Originally posted by dadudemon
This situation could have been avoided if they had stricter gun laws. And if they implemented a gun buy-back program to help remove some guns from circulation, this kind of thing wouldn't happen.Don't Australians know about what Australia did in 1996 after that horrific mass shooting? They made very strict gun laws to make it harder for bad guys to do this kind of thing. And they started a gun buy back program that quickly got many guns removed from circulation. If only Australians knew what Australians did to prevent mass shootings.
Well the issue in determining whether a buyback program was effect in Australia to begin with was the fact that Australia had so few mass shootings to begin with.
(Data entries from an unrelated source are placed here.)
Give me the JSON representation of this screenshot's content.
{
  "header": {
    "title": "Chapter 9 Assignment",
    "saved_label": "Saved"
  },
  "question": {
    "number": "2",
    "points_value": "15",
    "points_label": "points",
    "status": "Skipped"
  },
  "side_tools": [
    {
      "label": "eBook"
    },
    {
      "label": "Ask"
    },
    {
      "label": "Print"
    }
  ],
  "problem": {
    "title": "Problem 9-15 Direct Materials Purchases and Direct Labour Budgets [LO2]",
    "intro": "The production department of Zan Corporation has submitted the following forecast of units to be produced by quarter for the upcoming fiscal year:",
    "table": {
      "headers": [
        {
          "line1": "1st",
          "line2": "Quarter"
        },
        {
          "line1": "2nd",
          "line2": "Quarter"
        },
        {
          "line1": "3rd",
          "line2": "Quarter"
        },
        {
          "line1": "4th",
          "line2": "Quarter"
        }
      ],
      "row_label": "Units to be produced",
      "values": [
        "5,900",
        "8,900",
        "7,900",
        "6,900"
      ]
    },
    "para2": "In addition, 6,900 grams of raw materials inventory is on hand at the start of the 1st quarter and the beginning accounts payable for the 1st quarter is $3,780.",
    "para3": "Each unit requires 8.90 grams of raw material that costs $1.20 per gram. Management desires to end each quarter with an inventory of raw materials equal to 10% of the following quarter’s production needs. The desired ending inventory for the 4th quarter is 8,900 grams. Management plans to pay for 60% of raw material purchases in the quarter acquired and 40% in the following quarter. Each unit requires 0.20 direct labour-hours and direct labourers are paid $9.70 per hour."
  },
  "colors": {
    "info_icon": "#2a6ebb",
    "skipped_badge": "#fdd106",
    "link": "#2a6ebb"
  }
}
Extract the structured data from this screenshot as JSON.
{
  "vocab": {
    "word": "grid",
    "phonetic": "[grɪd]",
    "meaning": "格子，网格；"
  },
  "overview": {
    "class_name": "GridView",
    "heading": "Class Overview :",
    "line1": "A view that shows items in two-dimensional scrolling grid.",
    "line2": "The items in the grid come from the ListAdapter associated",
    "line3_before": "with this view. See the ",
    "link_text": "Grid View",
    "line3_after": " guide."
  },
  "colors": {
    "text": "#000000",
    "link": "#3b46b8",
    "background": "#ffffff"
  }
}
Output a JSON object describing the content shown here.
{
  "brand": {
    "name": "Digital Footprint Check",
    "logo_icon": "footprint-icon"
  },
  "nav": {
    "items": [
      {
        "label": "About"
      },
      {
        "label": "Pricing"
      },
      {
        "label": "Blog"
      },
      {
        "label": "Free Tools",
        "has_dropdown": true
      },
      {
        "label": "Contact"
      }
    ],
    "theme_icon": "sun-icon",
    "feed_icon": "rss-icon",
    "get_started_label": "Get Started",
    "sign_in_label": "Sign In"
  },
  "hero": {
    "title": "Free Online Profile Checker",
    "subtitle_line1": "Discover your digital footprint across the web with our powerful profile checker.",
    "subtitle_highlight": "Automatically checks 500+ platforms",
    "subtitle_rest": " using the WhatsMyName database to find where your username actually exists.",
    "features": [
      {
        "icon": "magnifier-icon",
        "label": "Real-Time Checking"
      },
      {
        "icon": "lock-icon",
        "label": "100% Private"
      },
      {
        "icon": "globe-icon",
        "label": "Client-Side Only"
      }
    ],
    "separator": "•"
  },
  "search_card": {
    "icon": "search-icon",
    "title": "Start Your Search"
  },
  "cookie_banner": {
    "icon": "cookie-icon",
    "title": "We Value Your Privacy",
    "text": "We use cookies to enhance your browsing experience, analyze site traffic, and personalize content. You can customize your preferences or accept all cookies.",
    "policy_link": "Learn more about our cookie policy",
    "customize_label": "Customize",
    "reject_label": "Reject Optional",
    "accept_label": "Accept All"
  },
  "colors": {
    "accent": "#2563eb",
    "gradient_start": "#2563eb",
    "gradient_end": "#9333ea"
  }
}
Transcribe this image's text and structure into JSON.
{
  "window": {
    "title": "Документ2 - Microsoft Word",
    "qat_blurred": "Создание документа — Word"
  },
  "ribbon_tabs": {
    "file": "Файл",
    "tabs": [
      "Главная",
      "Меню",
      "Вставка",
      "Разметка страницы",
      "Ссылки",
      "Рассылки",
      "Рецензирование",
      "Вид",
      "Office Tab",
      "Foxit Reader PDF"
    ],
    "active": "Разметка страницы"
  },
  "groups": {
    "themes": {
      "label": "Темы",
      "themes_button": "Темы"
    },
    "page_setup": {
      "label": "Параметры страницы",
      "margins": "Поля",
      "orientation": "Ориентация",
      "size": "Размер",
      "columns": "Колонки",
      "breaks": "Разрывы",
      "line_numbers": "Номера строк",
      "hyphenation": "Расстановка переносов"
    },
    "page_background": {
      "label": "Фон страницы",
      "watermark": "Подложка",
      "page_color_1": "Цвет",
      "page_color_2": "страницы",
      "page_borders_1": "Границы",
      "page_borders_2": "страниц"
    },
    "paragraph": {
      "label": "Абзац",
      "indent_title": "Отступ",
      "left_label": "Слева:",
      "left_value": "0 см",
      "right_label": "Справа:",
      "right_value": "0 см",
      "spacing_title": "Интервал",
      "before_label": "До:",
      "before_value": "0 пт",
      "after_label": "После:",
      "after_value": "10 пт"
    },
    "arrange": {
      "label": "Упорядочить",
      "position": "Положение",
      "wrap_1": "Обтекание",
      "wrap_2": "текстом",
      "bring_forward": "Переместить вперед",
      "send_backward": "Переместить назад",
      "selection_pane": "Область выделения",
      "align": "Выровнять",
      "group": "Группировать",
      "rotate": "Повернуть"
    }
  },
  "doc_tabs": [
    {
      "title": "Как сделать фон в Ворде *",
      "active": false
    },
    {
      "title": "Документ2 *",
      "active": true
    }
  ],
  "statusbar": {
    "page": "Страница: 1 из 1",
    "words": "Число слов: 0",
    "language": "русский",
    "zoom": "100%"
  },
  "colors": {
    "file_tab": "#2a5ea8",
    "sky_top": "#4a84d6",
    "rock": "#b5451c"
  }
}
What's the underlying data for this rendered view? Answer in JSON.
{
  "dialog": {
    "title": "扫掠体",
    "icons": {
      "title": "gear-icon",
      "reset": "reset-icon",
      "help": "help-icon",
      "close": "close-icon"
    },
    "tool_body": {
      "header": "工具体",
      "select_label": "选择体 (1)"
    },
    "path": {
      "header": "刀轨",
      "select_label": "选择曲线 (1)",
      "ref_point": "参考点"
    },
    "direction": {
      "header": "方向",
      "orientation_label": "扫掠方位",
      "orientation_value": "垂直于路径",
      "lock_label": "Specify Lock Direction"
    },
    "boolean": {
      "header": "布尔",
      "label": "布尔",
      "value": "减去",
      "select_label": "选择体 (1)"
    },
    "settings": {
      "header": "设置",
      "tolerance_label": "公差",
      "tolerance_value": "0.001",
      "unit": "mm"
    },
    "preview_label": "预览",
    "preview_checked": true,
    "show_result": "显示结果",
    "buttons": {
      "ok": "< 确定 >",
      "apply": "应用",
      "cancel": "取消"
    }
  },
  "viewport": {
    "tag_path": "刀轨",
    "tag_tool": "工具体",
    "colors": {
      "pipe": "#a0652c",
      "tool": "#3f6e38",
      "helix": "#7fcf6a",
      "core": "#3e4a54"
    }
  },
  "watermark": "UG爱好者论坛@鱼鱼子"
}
So after the buyback when the number dropped to zero (prior to this latest one) it was within the margin of error. And also, the Australian buyback program confiscated around 650,000 guns or about 1/3-1/5 of the guns in Australia. Even though that by 2010, the gun levels in Australia rose to the point where they were as many guns in circulation as there were before the gun buyback:
http://crimeresearch.org/wp-content/uploads/2014/10/Report-on-gun-related-suicides-and-crime-for-the-Australian-Parliament-Rev.pdf
If that helped then guns death would have increased as guns came back into circulation. That didn't happen.
Also, a study from the University of Melbourne in 2008 says that the 1996 buyback program has, "not translated into any tangible reductions in terms of firearm deaths." A 2007 from the British Journal of Criminology also came to such conclusions. The study did say that the buyback resulted in lower firearm suicides (though it did see an initial spike in non-firearm suicides for the next couple of years with a decline after).
And John Lott (president of the Crime Prevention Research Center) has wrote that buyback programs simply don't work for several reasons.
Then you'll have to explain why a country like Switzerland with 2 million privately owned guns in a population of 8.3 million, has an overall murder rate that is nearly zero with just 47 homicides by firearms in the past two decades. Their deadliest mass shooting was in 2001 with resulted in 14 dead and that was the last mass shooting that country has had. The overall homicide rate in Australia is 0.98 per 100,000 people against Switzerland with 0.69 per 100,000.
So you can point to Australia all day but I can just point to Switzerland.
And finally there's just the difficulty of comparing these types of things across nations for several reasons. One if that the population of Australia is less than 10% that of the United States and Australia is a much more homogeneous society (very much like Switzerland) than the United States is.